I admit, I snickered when I read the words “Val Kilmer IS Moses in ‘The Ten Commandments.'” But the truth is that Kilmer wasn’t all that bad–perhaps because he’s played Moses once before (in 1998, for Dreamworks’ “Prince of Egypt”). Kilmer does a lot of the “talky singing” that’s usually assigned to characters tasked with major plot exposition, wherein each musical phrase is packed with more words than human lung capacity should be able to handle. Thankfully, “Top Gun’s” Iceman is not expected to perform complicated musical arrangements and choreography.

But the production suffers because its heart, its Moses, mostly reacts to the musical going on around him. The quality of his voice is certainly not at the same level as the highly trained cast that surrounds him, but it was fine. But is ‘fine’ enough for a musical? I mean, I have a fine voice, but I’m not auditioning for Broadway shows where the marquee would boast: “‘Queen Esther: The Musical’ featuring Celine Dion, Mariah Carey, Kelly Clarkson, Josh Groban, and Esther Kustanowitz.”

Textual accuracy is more complicated. Bible stories represent the bedrock of contemporary Judeo-Christian faith; and biblical purists will just have to make some spiritual concessions when watching this musical. The dramatized story, both in the DeMille epic and here, tacks on a love triangle (Ramses is to marry a woman who’s in love with Moses; she sings about it in “A Love that Never Was.”) The brotherhood storyline is also a major hook for promotion: “Two men. Raised as brothers. Divided by history.”

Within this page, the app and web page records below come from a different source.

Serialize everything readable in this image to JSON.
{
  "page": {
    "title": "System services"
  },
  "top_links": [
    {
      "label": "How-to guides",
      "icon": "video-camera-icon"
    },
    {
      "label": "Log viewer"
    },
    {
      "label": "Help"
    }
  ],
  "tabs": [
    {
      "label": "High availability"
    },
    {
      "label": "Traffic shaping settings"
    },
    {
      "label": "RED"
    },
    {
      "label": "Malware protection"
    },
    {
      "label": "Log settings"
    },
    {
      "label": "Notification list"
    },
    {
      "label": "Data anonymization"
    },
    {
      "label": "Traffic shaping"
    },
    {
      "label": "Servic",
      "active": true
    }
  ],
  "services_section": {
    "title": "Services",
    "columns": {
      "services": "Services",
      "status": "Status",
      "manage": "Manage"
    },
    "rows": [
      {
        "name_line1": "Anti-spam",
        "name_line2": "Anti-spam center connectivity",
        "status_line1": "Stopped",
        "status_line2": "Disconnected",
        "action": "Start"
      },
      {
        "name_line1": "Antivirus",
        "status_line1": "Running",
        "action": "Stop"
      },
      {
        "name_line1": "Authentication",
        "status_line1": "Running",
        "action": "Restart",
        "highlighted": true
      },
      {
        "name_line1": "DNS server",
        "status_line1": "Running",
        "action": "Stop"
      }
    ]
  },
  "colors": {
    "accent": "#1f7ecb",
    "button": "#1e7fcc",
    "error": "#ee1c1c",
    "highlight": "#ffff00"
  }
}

But the story has never needed this Hollywood touch, nor does it need a post-Red Sea crossing reconciliation between the brothers, who proclaim their love forever. Pharaoh even proclaims, “Moses, your God is God.” (Never happened in the Bible.)

When Moses is banished after slaying the Egyptian taskmaster, the entire cast drifts into a musical number, one at a time, wondering “What about us, what will we be without him?” While, this is a very effective song of loss, it’s not terribly biblical. Similarly, I watched the plague sequence three times, and I’m not sure all 10 are included. Some story elements that are not in the straight text in Exodus do exist in biblical legend–for instance, the possibility that Bithia/Batya, the daughter of Pharaoh who draws the infant Moses from the water, exited Egypt with the Hebrew slaves and was present at Mount Sinai to receive the Torah. On the other hand, I doubt any of the Midianites, Moses’ in-laws, were Asian or blonde, which may make me a racist, a biblical Purist, or both.

Were Egyptian slaves really dressed so scantily? With wardrobe by BCBG Max Azria, never has slavery looked so abtastic. With all those exposed midriffs, it’s no wonder that when the Children of Israel engage in nostalgic yearning for the Egypt they’d left behind (“Where is the land of milk and honey?”), their primal moan quickly enables the sheer libido of the people to physically manifest as a golden calf.

There will be those who decide, after hearing a voice of God that sounds not wholly unlike a vocoder-infused staccato rap, to call it a day. But then again, the music successfully highlights how remarkably layered the Exodus story is, both in terms of the human pathos involved and the faith themes. Moses is not just a man threatening the economic system of Egypt by trying to free its slaves, he was raised in the Egyptian palace as the son of Pharaoh’s daughter, which ups the stakes. Whether or not the actual story sets up Pharaoh and Moses as literal brothers, the story is still about freedom and about the men who represent Gods.

Plus, Val Kilmer in a tallit (prayer shawl)? To a Jewish girl with “Top Gun” memories, that’s totally hot.